ABSTRACT Introduction: stability is one of the main goals of orthodontic treatment, and circumferential supracrestal fiberotomy is an alternative to prevent relapse in cases of tooth rotation, crowding and inclined teeth. However, there are no studies demonstrating the effectiveness of this treatment and its effects on the periodontal condition. The aim of this systematic review (SR) was to evaluate the effectiveness of circumferential supracrestal fiberotomy (CSF) as an adjuvant in the stability of orthodontic treatment during retention and its effects on the periodontal condition once it has been performed. Methods: the search for topic-related studies was conducted on the PubMed and EMBASE databases until October 2018. The studies were considered eligible if they covered the use of CSF during the retention period and reported the periodontal condition in a follow-up period longer than or equal to 1 year. For bias-risk assessment in the chosen studies, the Newcastle-Ottawa Scale was applied to observational studies, and the Cochrane Collaboration tool for Randomized Clinical Trials (RCTs) and Controlled Clinical Trials (CCTs). Results: the search strategy yielded 85 potential eligible articles, of which 5 were included in the SR. Four of the five studies reported a lower irregularity rate in patients who had CSF when compared to a control group. No changes in plaque index, gingival index, insertion levels, probe depth and keratinized gingiva amount were reported. Conclusions: fiberotomy is an effective method to prevent relapse of previously rotated teeth and does not cause periodontal alterations. However, it is important to note that the studies' methodological quality was low.

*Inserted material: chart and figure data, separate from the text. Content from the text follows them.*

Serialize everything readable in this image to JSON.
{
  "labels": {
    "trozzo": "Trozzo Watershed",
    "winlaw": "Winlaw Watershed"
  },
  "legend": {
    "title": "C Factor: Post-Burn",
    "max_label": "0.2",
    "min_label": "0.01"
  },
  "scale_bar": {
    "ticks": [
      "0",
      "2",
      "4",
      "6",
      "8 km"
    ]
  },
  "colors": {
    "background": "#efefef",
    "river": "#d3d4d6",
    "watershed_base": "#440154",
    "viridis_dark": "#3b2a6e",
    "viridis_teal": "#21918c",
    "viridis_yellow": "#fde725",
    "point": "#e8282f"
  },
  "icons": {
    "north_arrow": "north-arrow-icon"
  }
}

RESUMEN Introducción: la estabilidad es uno de los principales objetivos del tratamiento de ortodoncia, y la fibrotomía supracrestal circunferencial es una de las alternativas para prevenir la recidiva en casos de rotaciones dentales, apiñamiento y dientes con inclinación; sin embargo, no se tienen estudios que demuestren la efectividad de este tratamiento, así como sus efectos en la condición periodontal. El objetivo de esta revisión sistemática (RS) consistió en evaluar la efectividad de la fibrotomía supracrestal circunferencial (FSC) como procedimiento coadyuvante en la estabilidad del tratamiento de ortodoncia durante la retención, así como los efectos en la condición periodontal posterior a su realización. Métodos: la búsqueda de estudios relacionados con el tema se realizó mediante las bases de datos PubMed y EMBASE hasta octubre de 2018. Los estudios fueron considerados elegibles si abarcaban el uso de la FSC durante el periodo de retención y si reportaban la condición periodontal con un tiempo de seguimiento mayor o igual a un año. Para la evaluación del riesgo de sesgos en los estudios elegidos, se aplicó la escala Newcastle-Ottawa en los estudios observacionales y la herramienta de colaboración Cochrane para los ensayos clínicos aleatorizados (ECA) y ensayos clínicos controlados (ECC). Resultados: la estrategia de búsqueda arrojó 85 posibles artículos elegibles, de los cuales 5 fueron incluidos en la RS. Cuatro de los cinco estudios reportaron un índice de irregularidad menor en los pacientes que tuvieron FSC cuando se compararon con un grupo control. Con respecto a la condición periodontal, no se reportaron cambios en índice de placa, índice gingival, niveles de inserción, profundidad al sondaje y cantidad de encía queratinizada. Conclusiones: la fibrotomía es un método eficaz para evitar la recidiva de dientes previamente rotados y no genera alteraciones a nivel periodontal. Sin embargo, es importante tener en cuenta que la calidad metodológica de los estudios no fue alta.